Preparations for the first start - golololologol/LLM-Distillery GitHub Wiki

Here's key steps to make sure everything launches smoothly:

Set ALL arguments in the config correctly, the most important ones are:
Paths to everything.
max_cache_size_gb - set it according to how much storage you can shell out for the main h5 dataset.
crop_distr_to_size - set it to the vocabulary size of the base model used in teachers.
If anything isn't done as it should, it'll crash. But overall they all are pretty important, else they wouldn't be provided. Take a look at Configuration for more info.
Make sure your main dataset and validation dataset are structured with the correct format accepted by the pipeline: Data Preparation
Prepare all the models according to this page: Preparing Models
And, this should be it, you're ready to start distillation by launching collect_and_finetune.py using your prepared venv.

What to expect during the first start?

At the very first start of the pipeline, it'll do multiple things:

Create the necessary folder structure in the cache folder that you've specified, its pretty advisable to specify an empty folder, else some unexpected behaviors may arise.
As the collection of data is done with ExllamaV2, all the models need to be in .safetensors file format, and not just .pt/.bin, so it will try to convert all the models to the correct format automatically by creating a new folder with the model's name + _safetensors, then will convert all model's files, and after that's done, will delete the original model.
Next after all models are under the correct file format, it'll prompt you for a couple things: the model's pipeline config, and the prompt format for this model. Both will be saved to the model's folder to not have to input them on every restart.

Config: mainly used for collection, these are the default values:

config = {
        'batch_size': 1,
        'add_bos': True,
        'seq_chunk_len': 256,
        'completion': False
        }

batch_size - the batch size to use during collection.
add_bos - whether to add or not to add bos to every sample.
seq_chunk_len - chunking length during the forward pass, from testing, 256 seems to perform the best, even better than larger values, for some unknown reason.
completion - whether to treat this model as completion or instruct, used when ignore_model_type arg is False, in that case, instruct data and completion data will be collected separately, instruct by instruct teachers, and completion by completion teachers, the student will be trained on both instruct and completion samples in any case. Else, if ignore_model_type is True, the pipeline will not be distinguishing between model types, and will let all teachers collect all data.
This data is saved under pipeline_config.json into the model's folder.
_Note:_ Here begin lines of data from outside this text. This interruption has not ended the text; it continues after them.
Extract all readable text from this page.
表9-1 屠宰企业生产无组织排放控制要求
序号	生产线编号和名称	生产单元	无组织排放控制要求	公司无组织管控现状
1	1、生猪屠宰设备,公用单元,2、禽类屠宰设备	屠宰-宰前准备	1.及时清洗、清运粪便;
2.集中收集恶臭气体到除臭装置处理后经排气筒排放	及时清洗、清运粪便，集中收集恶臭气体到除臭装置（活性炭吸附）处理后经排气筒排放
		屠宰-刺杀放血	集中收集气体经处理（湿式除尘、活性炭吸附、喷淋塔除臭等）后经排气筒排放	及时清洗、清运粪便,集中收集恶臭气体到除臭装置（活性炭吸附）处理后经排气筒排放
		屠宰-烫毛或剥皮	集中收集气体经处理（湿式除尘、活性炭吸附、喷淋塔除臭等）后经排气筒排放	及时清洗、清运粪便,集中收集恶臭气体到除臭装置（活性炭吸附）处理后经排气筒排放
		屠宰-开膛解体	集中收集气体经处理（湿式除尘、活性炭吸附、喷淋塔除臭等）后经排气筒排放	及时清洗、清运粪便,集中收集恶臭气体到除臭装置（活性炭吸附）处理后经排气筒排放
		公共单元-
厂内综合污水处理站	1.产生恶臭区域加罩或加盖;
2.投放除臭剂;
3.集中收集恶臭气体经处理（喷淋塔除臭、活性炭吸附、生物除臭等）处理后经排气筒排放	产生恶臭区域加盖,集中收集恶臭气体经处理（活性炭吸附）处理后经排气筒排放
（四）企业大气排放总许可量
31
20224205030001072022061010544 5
Prompt format: used for collection of instruct samples, these are the default values:

prompt_format = {
        'SYS_START': "### System:\n",
        'USER_START': "### User:\n",
        'ASSISTANT_START': "### Assistant:\n",
        'SYS_END': "\n",
        'USER_END': "\n",
        'ASSISTANT_END': "\n"
        }

Note: CHANGE THESE VALUES TO THE CORRECT PROMPT FORMAT OF THE TEACHER

The names of the keys should be fairly informative already, but anyway here's a little explanation: USER_START is what should be added before every user's turn.
USER_END is what should be added to the end of every user's turn.
Both can contain special tokens.
Same logic applies to all other keys.

With the default values, this is how a conversation will be formatted:
init: "sys message of sorts", conversations: [{"from": "human", "value": "User said hi"}, {"from": "gpt", "value": "AI said hi"}] ->

### System:
sys message of sorts
### User:
User said hi
### Assistant:
AI said hi

Next up, if you didn't fuck up any args, it should be smooth sailing, first will be collection of the data into the h5 dataset, and then training the student on it all . May god be merciful on your soul, and it won't crash or OOM during all of this.

Note: It'll ask you for wandb info needed for logging at the very beginning of training, some text may be cropped due to the nature of progress bars and all, so try to figure out what it wants, and good luck.